In an emergency knowing how to conduct CPR on your dog could save their life. Dr. Jerry Klein, Chief Veterinary Officer in American Kennel Club, demonstrates how to give CPR (cardiopulmonary resuscitation) to dogs until they can reach a veterinary.
What is CPR For Dogs?
CPR involves chest compressions with or without artificial respiration. It is ONLY used on dogs when you cannot feel or hear the dog’s heartbeat and the dog is NOT breathing. This can occur for a few reasons: trauma, choking, or illness. Before performing CPR for dogs, keep in mind that CPR is potentially hazardous and can cause physical complications or fatal damage if performed on a healthy dog.
CPR should only be performed when necessary. Ideally, you will be able to have someone call your veterinarian for guidance to perform dog CPR on the way to the clinic. Make sure the dog’s airway is clear of any objects before proceeding. Follow different guidelines depending on the size and breed of the dog you are assisting.
Situations to Use CPR on Your Dog
Perform CPR on your dog if you can’t yet reach a veterinarian and:
- the dog is nonresponsive OR
- the dog isn’t breathing OR
- the dog has no heartbeat
CPR For Small Dogs
For the purposes of CPR, a small dog is considered any dog under 30 pounds.
- Form your hands around the dog’s rib cage
- Using your thumbs and fingers, press on the chest about 1/3 of the way down
CPR For Large Breeds
For the purposes of CPR, a large dog is considered any dog 30 pounds and over.

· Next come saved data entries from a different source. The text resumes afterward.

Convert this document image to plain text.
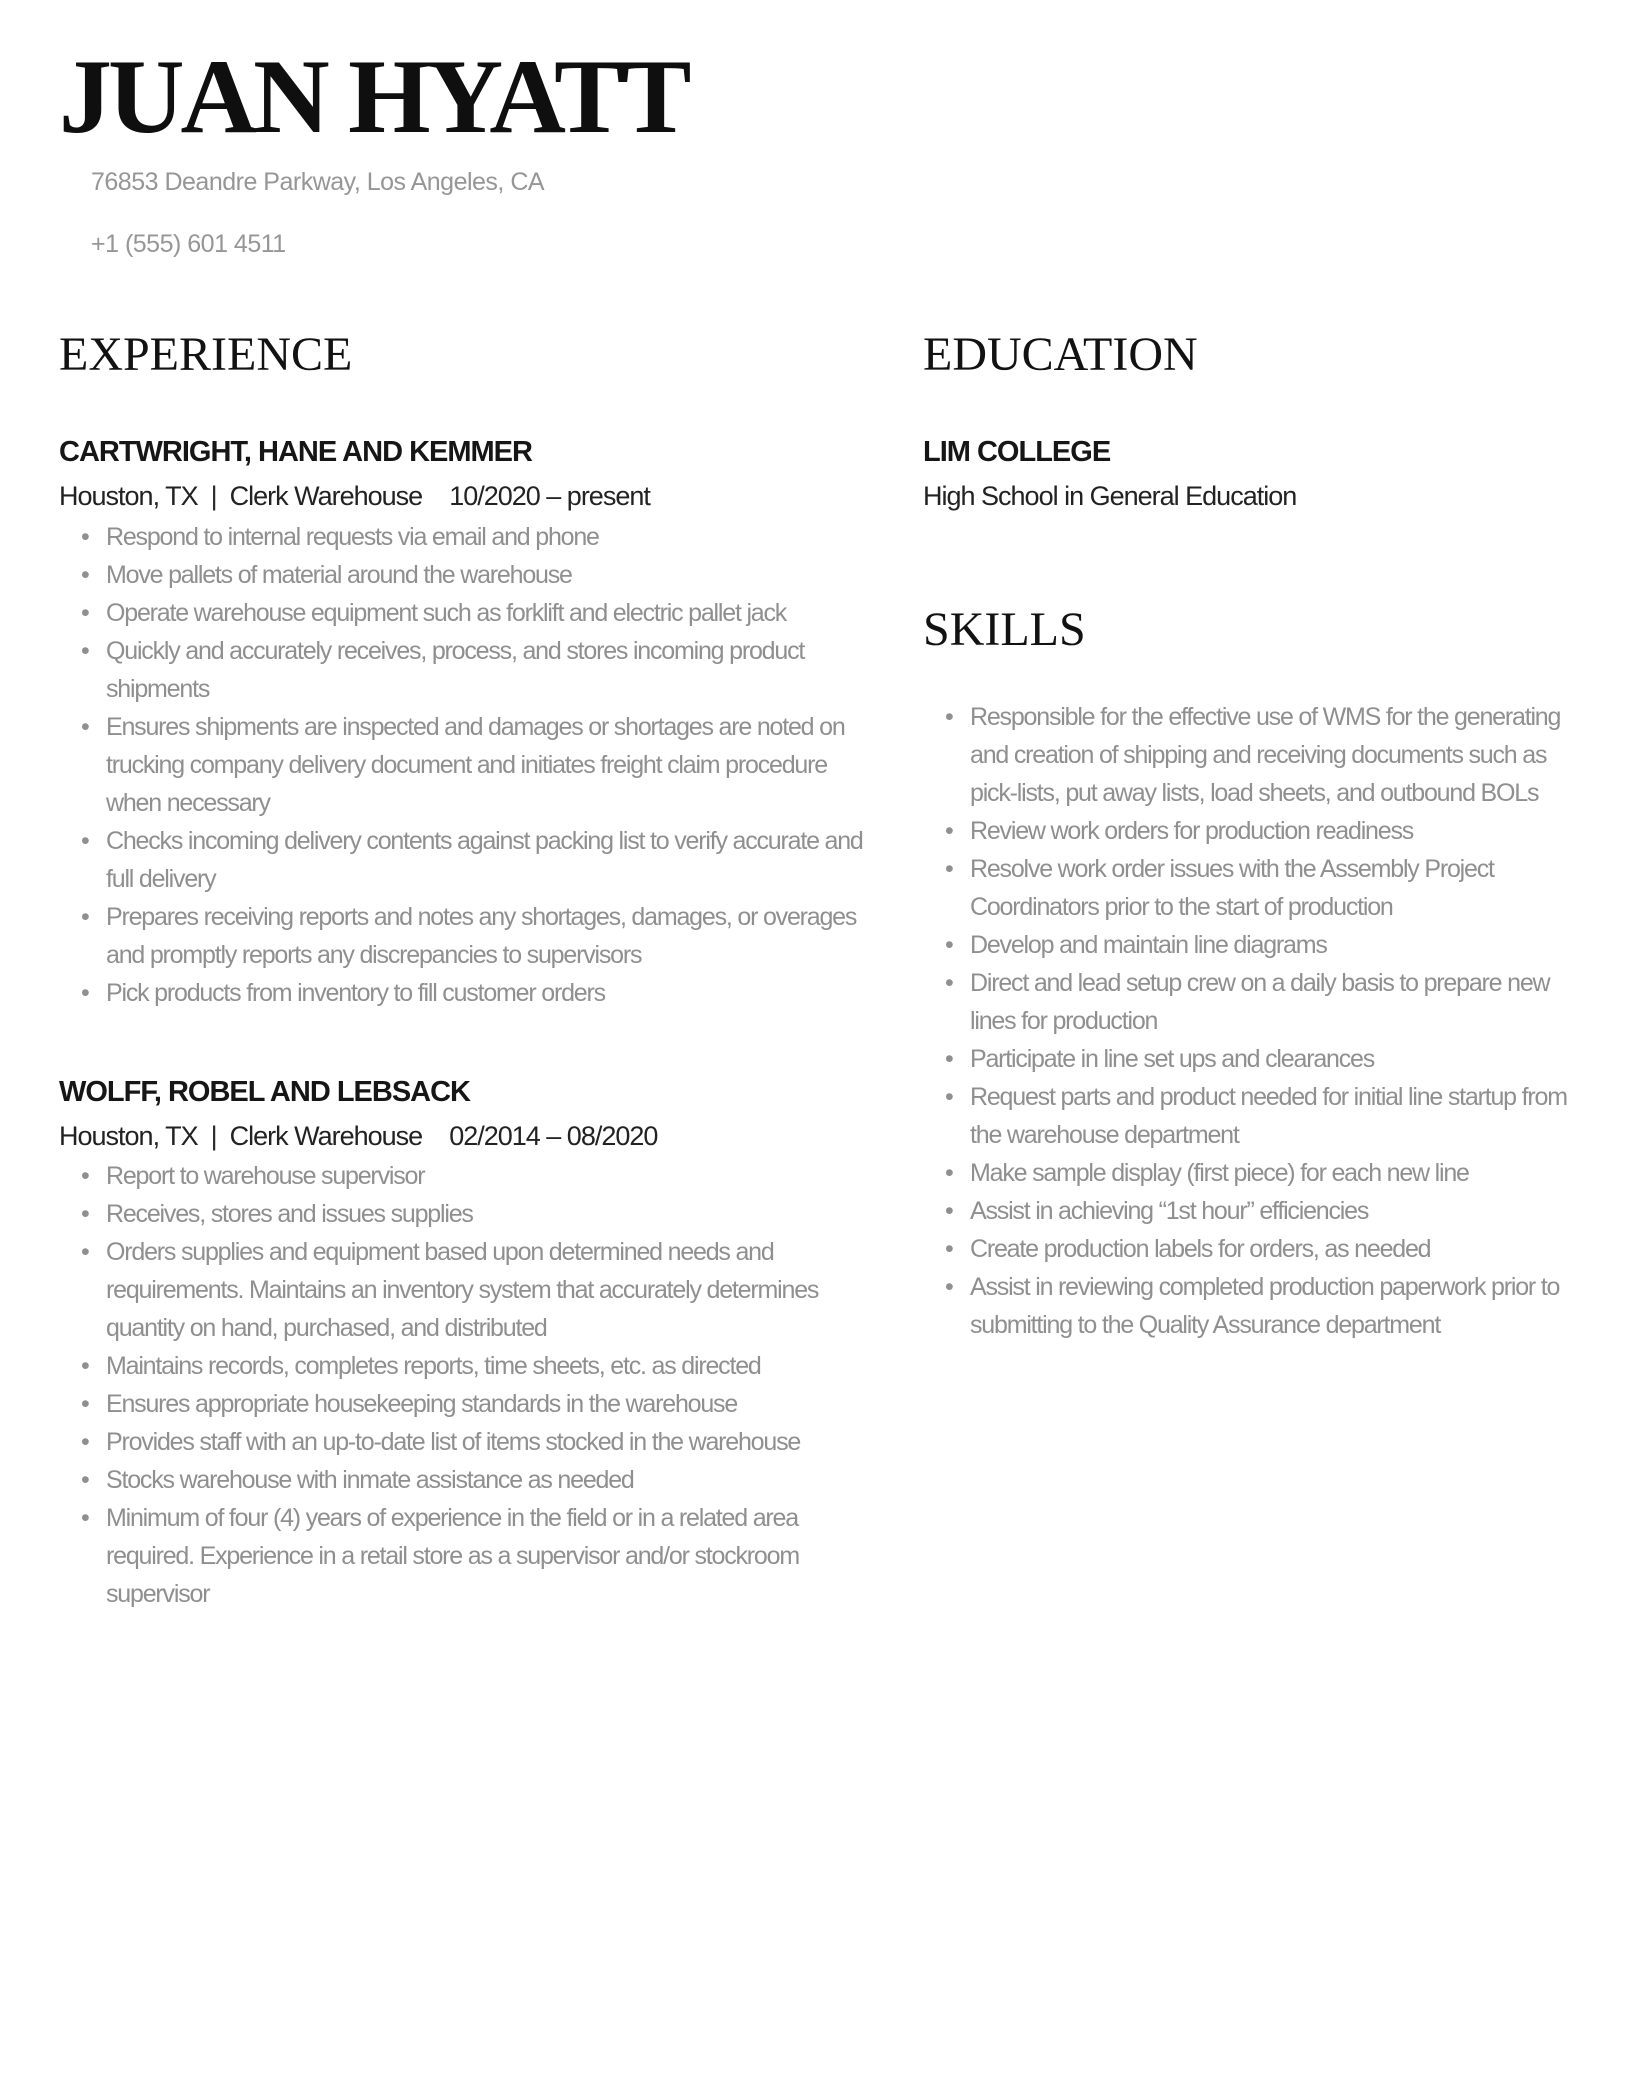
JUAN HYATT

76853 Deandre Parkway, Los Angeles, CA

+1 (555) 601 4511

EXPERIENCE
CARTWRIGHT, HANE AND KEMMER
Houston, TX | Clerk Warehouse 10/2020 – present
• Respond to internal requests via email and phone
• Move pallets of material around the warehouse
• Operate warehouse equipment such as forklift and electric pallet jack
• Quickly and accurately receives, process, and stores incoming product shipments
• Ensures shipments are inspected and damages or shortages are noted on trucking company delivery document and initiates freight claim procedure when necessary
• Checks incoming delivery contents against packing list to verify accurate and full delivery
• Prepares receiving reports and notes any shortages, damages, or overages and promptly reports any discrepancies to supervisors
• Pick products from inventory to fill customer orders
WOLFF, ROBEL AND LEBSACK
Houston, TX | Clerk Warehouse 02/2014 – 08/2020
• Report to warehouse supervisor
• Receives, stores and issues supplies
• Orders supplies and equipment based upon determined needs and requirements. Maintains an inventory system that accurately determines quantity on hand, purchased, and distributed
• Maintains records, completes reports, time sheets, etc. as directed
• Ensures appropriate housekeeping standards in the warehouse
• Provides staff with an up-to-date list of items stocked in the warehouse
• Stocks warehouse with inmate assistance as needed
• Minimum of four (4) years of experience in the field or in a related area required. Experience in a retail store as a supervisor and/or stockroom supervisor
EDUCATION
LIM COLLEGE

High School in General Education

SKILLS
• Responsible for the effective use of WMS for the generating and creation of shipping and receiving documents such as pick-lists, put away lists, load sheets, and outbound BOLs
• Review work orders for production readiness
• Resolve work order issues with the Assembly Project Coordinators prior to the start of production
• Develop and maintain line diagrams
• Direct and lead setup crew on a daily basis to prepare new lines for production
• Participate in line set ups and clearances
• Request parts and product needed for initial line startup from the warehouse department
• Make sample display (first piece) for each new line
• Assist in achieving “1st hour” efficiencies
• Create production labels for orders, as needed
• Assist in reviewing completed production paperwork prior to submitting to the Quality Assurance department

- Form your palms one on top of the other on the widest part of the dog’s rib cage
- Using your hands, press on the chest about 1/4 of the way down
CPR For Dogs Instructions
If you have to try to perform CPR, just like in people, the mainstay are chest compressions. Make sure the airway is clear, and the dog should not be breathing. You shouldn’t do chest compression if your dog is alert and able to bite you.
If you perform chest compressions, act quickly, but steadily. Do your chest compressions firmly — not too fast and not too slow. Don’t stop for at least five minutes.
As a good rule of thumb, sing the song, Staying Alive (ah, ah, ah, ah, staying alive) and press down on each “ah.” Someone should be trying to get you to a veterinarian, but in the meantime, you can try doing this for five full minutes. In a large breed, you have to use more effort. If you aren’t able to get to the vet yet, try to get a veterinarian on the phone to walk you through these steps.
After five minutes, if there’s no response, you can’t feel a heartbeat, and there’s no breathing, you can do another cycle. You may find it becomes less successful with each cycle. You can do up to three cycles. The chance of resuscitating after three cycles is very low.